According to Premier Rachel Notley, the coming election will be about who is fit to be Premier.
Notley said her campaign will fight for good jobs, strong hospitals, good schools, and an economy that works for all Albertans. She vowed to continue fighting for pipelines and more refining and upgrading, following through on the largest economic diversification effort since the days of Premier Peter Lougheed.
“I want to build one Alberta. I say we stick together through this final stage — from adversity to recovery to shared prosperity – that we take care of each other. Let’s keep fighting for a province that works for everyone,” she said.
As for the United Conservative Party Alberta Opposition Leader Jason Kenney finally gets his title shot.
And it’s not a chance the former federal Conservative cabinet minister saw coming until he put together a plan in the summer of 2016 to unite the province’s right-of-centre Progressive Conservatives and Wildrose Party into what would become the United Conservatives.

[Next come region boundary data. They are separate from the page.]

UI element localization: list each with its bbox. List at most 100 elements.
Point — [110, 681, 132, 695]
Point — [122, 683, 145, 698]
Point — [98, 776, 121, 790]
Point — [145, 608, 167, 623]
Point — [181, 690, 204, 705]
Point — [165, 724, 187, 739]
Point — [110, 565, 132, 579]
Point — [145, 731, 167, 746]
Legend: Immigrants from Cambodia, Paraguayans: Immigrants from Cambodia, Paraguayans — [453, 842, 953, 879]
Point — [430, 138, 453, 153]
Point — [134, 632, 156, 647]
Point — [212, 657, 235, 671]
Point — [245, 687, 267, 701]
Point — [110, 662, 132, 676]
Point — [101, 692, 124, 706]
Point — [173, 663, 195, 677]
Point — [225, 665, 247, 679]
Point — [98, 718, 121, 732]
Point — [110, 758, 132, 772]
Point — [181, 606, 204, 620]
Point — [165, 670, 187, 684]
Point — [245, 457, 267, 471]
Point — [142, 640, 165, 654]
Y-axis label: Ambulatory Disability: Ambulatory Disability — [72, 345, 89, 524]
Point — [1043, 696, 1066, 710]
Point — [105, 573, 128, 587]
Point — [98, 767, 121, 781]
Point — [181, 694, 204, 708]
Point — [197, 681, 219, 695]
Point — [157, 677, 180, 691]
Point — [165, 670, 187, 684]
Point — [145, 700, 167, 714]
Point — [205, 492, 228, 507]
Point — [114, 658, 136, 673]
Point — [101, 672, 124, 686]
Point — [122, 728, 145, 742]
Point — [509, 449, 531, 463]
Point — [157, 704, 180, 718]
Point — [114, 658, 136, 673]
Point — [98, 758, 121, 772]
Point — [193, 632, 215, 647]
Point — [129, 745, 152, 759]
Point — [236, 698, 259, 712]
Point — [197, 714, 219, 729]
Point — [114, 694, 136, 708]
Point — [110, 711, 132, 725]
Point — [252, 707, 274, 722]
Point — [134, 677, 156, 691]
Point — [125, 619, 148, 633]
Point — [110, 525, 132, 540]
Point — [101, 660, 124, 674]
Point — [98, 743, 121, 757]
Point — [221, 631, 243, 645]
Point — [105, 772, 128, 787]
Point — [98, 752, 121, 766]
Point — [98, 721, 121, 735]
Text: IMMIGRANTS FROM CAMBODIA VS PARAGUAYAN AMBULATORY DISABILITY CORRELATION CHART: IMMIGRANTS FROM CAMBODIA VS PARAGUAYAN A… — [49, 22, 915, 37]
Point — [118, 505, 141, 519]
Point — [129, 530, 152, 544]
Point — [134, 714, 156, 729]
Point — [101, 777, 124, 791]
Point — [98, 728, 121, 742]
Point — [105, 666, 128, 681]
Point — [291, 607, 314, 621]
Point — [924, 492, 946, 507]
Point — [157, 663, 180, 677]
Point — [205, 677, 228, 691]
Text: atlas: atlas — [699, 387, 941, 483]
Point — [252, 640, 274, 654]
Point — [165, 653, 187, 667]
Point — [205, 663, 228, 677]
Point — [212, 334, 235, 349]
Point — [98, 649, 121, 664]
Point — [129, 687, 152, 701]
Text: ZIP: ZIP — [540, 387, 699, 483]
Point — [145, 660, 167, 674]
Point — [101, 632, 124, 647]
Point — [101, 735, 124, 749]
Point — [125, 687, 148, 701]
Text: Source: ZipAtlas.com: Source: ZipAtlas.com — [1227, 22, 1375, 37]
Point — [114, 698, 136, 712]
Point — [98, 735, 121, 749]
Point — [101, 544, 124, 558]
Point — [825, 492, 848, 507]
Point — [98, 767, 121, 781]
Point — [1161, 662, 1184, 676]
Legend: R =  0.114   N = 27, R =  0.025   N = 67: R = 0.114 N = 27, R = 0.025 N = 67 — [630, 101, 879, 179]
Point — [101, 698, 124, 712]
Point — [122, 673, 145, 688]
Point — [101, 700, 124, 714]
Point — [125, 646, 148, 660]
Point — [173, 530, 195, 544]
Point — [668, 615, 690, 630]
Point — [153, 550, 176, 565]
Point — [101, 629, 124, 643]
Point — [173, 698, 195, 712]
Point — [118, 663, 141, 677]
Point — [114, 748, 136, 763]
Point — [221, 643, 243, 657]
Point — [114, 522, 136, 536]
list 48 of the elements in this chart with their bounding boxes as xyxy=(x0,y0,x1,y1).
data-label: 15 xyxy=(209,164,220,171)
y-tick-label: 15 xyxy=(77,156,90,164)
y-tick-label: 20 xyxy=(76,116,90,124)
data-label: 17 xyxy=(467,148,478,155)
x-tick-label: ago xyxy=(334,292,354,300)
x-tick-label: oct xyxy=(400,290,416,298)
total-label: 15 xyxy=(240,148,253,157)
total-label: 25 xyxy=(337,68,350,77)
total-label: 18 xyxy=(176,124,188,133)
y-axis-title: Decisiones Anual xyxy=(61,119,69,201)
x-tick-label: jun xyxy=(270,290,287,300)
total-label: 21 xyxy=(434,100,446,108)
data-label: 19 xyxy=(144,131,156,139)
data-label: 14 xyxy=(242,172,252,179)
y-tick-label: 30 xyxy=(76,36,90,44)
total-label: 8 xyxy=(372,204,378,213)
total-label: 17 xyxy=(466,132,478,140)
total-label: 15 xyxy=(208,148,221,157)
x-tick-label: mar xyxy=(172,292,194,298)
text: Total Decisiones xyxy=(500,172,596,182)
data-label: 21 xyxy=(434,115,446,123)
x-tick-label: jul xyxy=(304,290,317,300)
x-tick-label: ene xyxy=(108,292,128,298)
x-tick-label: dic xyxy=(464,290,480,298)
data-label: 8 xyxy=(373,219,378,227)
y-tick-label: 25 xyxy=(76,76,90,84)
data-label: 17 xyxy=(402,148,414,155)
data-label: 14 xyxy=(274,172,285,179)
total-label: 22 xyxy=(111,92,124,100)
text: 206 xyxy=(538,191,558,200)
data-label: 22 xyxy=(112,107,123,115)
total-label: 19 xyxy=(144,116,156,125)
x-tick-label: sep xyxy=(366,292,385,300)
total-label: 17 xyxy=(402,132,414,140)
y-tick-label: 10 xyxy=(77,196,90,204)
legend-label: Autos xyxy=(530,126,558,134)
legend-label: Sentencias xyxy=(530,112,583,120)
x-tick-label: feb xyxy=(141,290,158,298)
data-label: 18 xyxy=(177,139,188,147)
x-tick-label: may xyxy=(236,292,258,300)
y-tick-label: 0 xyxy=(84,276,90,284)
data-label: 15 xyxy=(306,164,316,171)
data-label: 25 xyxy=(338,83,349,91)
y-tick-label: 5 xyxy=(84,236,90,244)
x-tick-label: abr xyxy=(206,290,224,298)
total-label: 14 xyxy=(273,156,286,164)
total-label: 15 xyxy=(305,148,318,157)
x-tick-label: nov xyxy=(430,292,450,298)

“If you had talked to me in March of 2016 and said I’m going to be the leader of a merged conservative party and leader of the Opposition and heading into an Alberta election now, I would have said you’re nuts. I had zero inkling to do it,” Kenney said in an interview.
Kenney has promised to balance Alberta’s multibillion-dollar budget deficits within four years by freezing current spending and cutting regulations, taxes and red tape to free up entrepreneurs to grow the economy by what he says would be three per cent a year.